Here's more from BMI:

We maintain our view for the Chinese yuan to underperform against its trade-weighted peers over the coming months owing to risks stemming from the mainland's increasingly fragile banking system amid an economy which is in a prolonged deceleration.

Although money supply growth has been slowing, it remains above that of nominal GDP growth, which suggests that overall leverage in the Chinese economy continues to head higher. Indeed, latest data from the Bank of International Settlements (BIS) showed that overall debt-to-GDP reached a high of 255% in Q116, and around 70% of that was from corporate borrowings, in particular inefficient state-owned enterprises (SOEs).

As we have written previously, smaller Chinese banks, notably city and rural commercial banks (CCBs), pose the most risks to the mainland's financial system due to their significant exposure to shadow loans, which are classified as investments on their balance sheets. Additionally, their capital positions are much weaker than that of the big five state-owned banks, and it is likely that their capital buffers will not be able to sufficiently cover the potential investment losses as asset quality worsens further (see 'Smaller Banks To Face Higher Risks', September 7).

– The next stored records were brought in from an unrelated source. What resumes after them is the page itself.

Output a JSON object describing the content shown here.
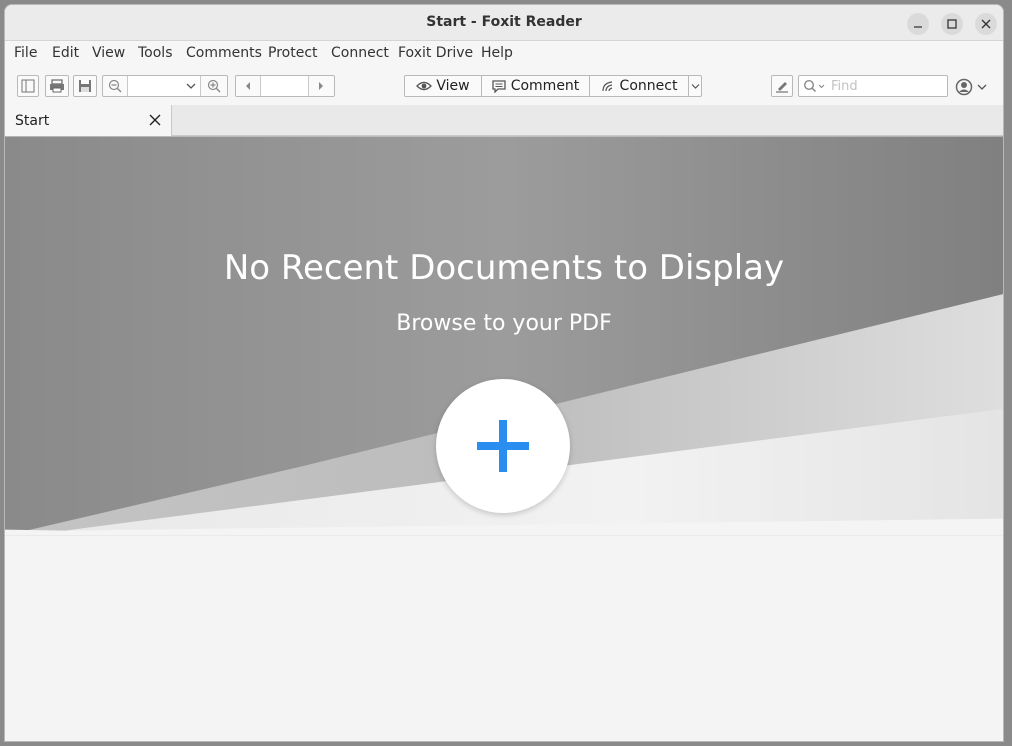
{
  "window": {
    "title": "Start - Foxit Reader",
    "controls": [
      "minimize-icon",
      "maximize-icon",
      "close-icon"
    ]
  },
  "menu": {
    "items": [
      "File",
      "Edit",
      "View",
      "Tools",
      "Comments",
      "Protect",
      "Connect",
      "Foxit Drive",
      "Help"
    ]
  },
  "toolbar": {
    "view_label": "View",
    "comment_label": "Comment",
    "connect_label": "Connect",
    "find_placeholder": "Find",
    "zoom_value": "",
    "page_value": ""
  },
  "tabs": [
    {
      "label": "Start"
    }
  ],
  "start_page": {
    "heading": "No Recent Documents to Display",
    "subheading": "Browse to your PDF",
    "add_symbol_color": "#2a8df0"
  },
  "colors": {
    "accent_blue": "#2a8df0",
    "hero_gray": "#8c8c8c"
  }
}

The China Banking Regulatory Commission (CBRC) is already aware of the growing financial instability risks stemming from these smaller Chinese financial institutions, but measures to curb shadow banking activities could be too little too late. Indeed, during the 2016 City Commercial Bank Convention held on September 23, CBRC Chairman Shang Fulin stated that CCBs do not have the ability to compete with the bigger Chinese banks, and they should change their behaviour of allocating more funds towards lending rather than investments. With credit risks still rising, we expect more CCBs to tap the capital markets to shore up their capital positions.